Bitcoin est aujourd'hui la reine des cryptomonnaies. Mais va-t-elle le rester ? Alors que certains experts en sont persuadés, d'autres lui reprochent son infrastructure trop énergivore. Le bitcoin fonctionne en effet sur la preuve de travail (proof of work). Autrement dit, il faut que des mineurs valident mathématiquement chaque transaction, ce qui demande beaucoup de puissance de calcul. L'organisme Digiconomist estime ainsi que les besoins énergétiques du bitcoin représenteraient 0,4% de la production mondiale d'électricité, soit autant que la consommation des Pays-Bas !

Selon la plateforme Coinmarketcap, le bitcoin est actuellement en compétition avec plus de 16 000 cryptomonnaies.
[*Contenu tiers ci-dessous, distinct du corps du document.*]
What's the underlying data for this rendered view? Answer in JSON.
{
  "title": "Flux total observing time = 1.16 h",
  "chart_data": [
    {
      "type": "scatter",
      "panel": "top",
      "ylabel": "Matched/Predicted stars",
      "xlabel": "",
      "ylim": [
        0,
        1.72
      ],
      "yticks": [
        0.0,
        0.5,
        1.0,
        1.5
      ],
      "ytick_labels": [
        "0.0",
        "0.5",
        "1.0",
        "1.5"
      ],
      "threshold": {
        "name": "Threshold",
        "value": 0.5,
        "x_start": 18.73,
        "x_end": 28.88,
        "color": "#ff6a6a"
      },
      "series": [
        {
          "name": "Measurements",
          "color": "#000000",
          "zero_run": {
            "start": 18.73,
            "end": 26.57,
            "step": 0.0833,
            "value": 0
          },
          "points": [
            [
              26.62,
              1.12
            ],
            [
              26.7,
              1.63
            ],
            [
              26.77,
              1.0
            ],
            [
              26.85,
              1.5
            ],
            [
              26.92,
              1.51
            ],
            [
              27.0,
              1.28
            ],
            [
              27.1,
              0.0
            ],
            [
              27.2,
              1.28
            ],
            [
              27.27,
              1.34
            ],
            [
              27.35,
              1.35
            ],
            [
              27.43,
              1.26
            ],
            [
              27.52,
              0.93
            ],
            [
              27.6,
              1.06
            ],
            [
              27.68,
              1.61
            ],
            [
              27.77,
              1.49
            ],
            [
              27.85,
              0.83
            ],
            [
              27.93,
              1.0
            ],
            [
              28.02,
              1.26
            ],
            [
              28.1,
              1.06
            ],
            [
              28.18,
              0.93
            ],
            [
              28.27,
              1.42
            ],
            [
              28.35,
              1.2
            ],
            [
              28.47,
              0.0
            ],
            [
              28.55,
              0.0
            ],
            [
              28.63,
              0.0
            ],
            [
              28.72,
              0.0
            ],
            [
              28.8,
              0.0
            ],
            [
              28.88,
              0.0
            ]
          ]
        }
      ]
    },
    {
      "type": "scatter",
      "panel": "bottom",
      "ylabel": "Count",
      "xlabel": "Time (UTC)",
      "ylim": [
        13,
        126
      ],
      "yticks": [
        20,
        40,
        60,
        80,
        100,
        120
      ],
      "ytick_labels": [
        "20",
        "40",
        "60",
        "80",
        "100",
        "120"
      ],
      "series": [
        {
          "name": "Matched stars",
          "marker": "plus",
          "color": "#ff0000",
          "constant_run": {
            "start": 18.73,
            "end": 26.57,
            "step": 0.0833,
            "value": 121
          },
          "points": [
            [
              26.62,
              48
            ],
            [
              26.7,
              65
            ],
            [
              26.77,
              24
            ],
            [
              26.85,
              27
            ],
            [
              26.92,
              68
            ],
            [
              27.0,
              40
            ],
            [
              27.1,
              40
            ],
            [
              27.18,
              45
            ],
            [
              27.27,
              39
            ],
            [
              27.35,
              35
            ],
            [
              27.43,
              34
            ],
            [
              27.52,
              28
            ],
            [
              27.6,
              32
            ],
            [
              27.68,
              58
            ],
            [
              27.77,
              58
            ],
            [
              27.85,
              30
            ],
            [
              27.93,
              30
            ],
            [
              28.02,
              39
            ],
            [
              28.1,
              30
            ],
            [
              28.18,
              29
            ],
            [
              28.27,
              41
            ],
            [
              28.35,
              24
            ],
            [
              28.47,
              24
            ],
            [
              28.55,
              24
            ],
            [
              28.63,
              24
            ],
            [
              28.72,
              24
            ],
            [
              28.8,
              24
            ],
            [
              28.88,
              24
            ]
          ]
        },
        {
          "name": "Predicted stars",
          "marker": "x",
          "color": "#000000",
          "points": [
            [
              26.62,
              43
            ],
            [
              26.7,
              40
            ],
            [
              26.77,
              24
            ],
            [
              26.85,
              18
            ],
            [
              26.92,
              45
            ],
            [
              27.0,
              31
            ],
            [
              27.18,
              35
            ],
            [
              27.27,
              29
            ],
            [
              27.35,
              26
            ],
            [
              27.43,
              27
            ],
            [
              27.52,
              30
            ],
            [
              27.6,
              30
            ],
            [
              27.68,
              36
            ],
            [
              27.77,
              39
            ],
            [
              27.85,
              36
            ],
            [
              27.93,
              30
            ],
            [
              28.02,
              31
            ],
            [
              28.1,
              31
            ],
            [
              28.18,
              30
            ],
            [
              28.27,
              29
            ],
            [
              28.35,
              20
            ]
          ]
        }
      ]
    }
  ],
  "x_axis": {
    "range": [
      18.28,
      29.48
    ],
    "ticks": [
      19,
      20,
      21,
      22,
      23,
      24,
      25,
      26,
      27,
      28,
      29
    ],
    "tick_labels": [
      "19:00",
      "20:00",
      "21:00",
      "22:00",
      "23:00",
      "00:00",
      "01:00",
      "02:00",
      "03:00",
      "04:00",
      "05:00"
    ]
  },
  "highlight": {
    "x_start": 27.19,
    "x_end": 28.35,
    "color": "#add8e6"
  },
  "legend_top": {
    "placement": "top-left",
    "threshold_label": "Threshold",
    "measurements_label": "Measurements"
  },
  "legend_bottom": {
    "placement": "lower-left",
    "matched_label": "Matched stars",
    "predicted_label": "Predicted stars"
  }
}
Et si la première monnaie virtuelle pèse encore 39% de la capitalisation totale, ethereum, la deuxième plus grosse cryptomonnaie (20% de la capitalisation totale), réduit progressivement l'écart. En janvier 2020, il fallait par exemple 53 jetons ethereum pour acheter 1 bitcoin. A présent, il n'en faut plus que 12.

La tendance pourrait bien s'accélérer en 2022, puisque l'ethereum s'apprête à faire évoluer son modèle en délaissant l'actuel processus de validation des transactions, l'énergivore proof of work, au profit du proof of stake (preuve d'enjeu), à la fois plus rapide et plus écologique. Par contraste, la décentralisation du bitcoin rend toute évolution virtuellement impossible. Une faiblesse, mais également une force, comme le juge Frank Downing, analyste chez ARK : « La réticence du bitcoin à changer son modèle est, selon nous, une des caractéristiques qui la rend stable et cohérente, ce qui est nécessaire pour une réelle monnaie mondiale ».